On Dec 24, the Workers’ Party will know how much of a fine it has to pay for not getting a permit to hold its Lunar New Year community event (WP’s definition) or trade fair (National Environment Agency’s definition). The maximum is just $1,000; the prosecution stated archly that the low quantum was probably why the WP decided to fight the case in court. For those wondering about who will pay the legal fees, the WP MPs said they would be paying out of their own pocket, and not through its controversial (my word) town council funds.
The whole exercise has been very enlightening for the way the WP tried to bring up issues surrounding the offence of not getting a permit, and for the way the prosecution tried so hard to get it to stick to the law. In fact, it had seemed obvious to me from the start that WP will lose (not because I am conspiracy-minded and think it would be “done in’’ in any case) but simply because it was required to get a permit, and it didn’t. It went ahead to hold the fair for three straight weeks although it had been warned several times to shut down. So it really looked like it was “asking for it’’.
Then I think/guess/speculate that what happened next is that WP thought it would be good to use the occasion to test the G on what sort of powers town councils really have and whether they have to comply with conditions attached by G agencies. After all, town councils have the mandate of the people to run the place – so why should so many other agencies intervene? Didn’t the G itself say as much when the town councils were proposed in 1988? Just check Hansard. The trouble is, there are laws of the land (regardless of political colouring) you have to abide by, like environmental laws, and specific laws on the power of town councils. So what does a town council’s mandate to “manage’’ the area mean? It cannot be completely unfettered, but how fettered is the question.

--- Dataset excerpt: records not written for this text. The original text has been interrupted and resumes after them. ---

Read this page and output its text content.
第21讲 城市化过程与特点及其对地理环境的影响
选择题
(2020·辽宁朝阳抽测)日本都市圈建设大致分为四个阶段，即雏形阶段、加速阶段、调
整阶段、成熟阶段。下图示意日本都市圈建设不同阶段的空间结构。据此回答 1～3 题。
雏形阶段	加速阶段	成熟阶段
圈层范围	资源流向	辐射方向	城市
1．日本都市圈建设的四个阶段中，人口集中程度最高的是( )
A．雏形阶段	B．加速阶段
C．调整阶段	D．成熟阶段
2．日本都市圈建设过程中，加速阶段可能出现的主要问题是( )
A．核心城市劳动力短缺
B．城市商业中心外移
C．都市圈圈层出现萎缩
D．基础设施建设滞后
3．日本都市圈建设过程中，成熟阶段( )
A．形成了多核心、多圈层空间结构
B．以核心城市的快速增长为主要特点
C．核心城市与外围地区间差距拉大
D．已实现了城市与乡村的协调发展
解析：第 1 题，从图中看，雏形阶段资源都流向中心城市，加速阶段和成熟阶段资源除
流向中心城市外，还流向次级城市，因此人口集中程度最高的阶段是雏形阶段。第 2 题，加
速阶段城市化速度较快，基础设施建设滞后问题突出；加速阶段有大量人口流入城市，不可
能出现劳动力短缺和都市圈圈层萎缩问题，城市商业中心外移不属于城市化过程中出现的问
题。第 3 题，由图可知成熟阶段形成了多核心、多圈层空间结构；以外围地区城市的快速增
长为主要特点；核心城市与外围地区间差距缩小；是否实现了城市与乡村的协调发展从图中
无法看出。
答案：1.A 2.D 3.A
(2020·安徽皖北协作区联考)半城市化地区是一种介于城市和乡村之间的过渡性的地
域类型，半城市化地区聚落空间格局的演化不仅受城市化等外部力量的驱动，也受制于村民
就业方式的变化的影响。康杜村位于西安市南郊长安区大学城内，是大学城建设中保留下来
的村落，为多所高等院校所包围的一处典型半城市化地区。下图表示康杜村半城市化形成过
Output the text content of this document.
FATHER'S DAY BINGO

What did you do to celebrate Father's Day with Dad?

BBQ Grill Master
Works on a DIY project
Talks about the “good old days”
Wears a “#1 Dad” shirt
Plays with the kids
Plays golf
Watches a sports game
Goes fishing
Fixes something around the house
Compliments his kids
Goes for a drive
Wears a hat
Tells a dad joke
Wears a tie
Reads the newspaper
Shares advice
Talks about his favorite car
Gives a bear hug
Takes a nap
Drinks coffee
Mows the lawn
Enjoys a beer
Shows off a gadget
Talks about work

In any case, here’s a condensed version of what happened:
The WP wants to hold a Lunar New Year event in Hougang, organised by the town council. Then it thinks it had maybe better get some kind of permission from whoever/whatever agency. Better to steer out of trouble, it thinks. NEA obliges and gives a form that says “trade fair’’. But it’s not a “trade fair’’. WP thinks. We’re not organising a pasar malam! It’s only five stalls and there’s no cooked food and it’s going to be in an area that is managed by the town council! So it cancels the word “trade fair’’ and sticks “community event’’ and sends back the form.
Then the reply came: “Your forms are incomplete. Where is the “consensus from neighbourhood shopkeepers’’ and “letter of support from the Citizens’ Consultative Committee’’? The WP thinks: what the &&(%^$##! Why must we get the CCC to say okay? The CCC belongs to the PAP, which already lost to us in so many elections. And what is this “consensus’’ from shopkeepers. Yet another PAP satellite? Rubbish! Ignore it.
It holds the trade fair/community event and the NEA sends another letter and yet another and so forth, but the fair/event carries on for three weeks. By now the NEA is fedup that it has been so blithely ignored. Words are exchanged and the WP says “see you in court’’.
In fact, the WP thinks it’s good to go to court because you can bring up all sorts of issues and hopefully get them into the media. It is “open’’ court, after all. Plus, the maximum penalty is $1,000. For $1,000 and whatever legal fees, you can talk about how the G is over-stepping its limits, point to past legislative speeches which give town councils more powers than what the Act says and complain again about how the CCCs have too much say and should have NO say in places run by the opposition. That is, get out of my kingdom and let me run it for the people who elected me. It’s an alluring argument, except that it runs against the hard letters of the law. So the NEA sticks to its guns and said: You know you needed a permit, you didn’t get it and you still went ahead with it despite us telling you “Cannot’’. Other issues are irrelevant. Case closed.
The judge agreed with the prosecution. He thinks the WP went to trial really as an “afterthought’’ (It could have just paid a composition fine but didn’t want to.) I really do think it’s an open and shut case although there were reams and reams of precedents and all sorts of points of law espoused on both sides. Did the WP achieve its aim of getting a public airing? Well, only if you followed the case closely and bothered to get through all the arguments and submissions in their original form.
The WP has bigger problems on its hands and this has to do with its town council funds. It has told MOS Desmond Lee to clam up because the Auditor-General is doing the work of looking over its accounts. It will definitely say something in due course. Methinks this is a far bigger issue than whether a town council should have the ability to hold its own trade fair. When the WP is “ready’’, I hope it will be as open over its arears, deficits and handover issues as it was with its complaints about the red tape of the G. And it doesn’t have to go to court to get its side out. I think plenty of people want to hear from it.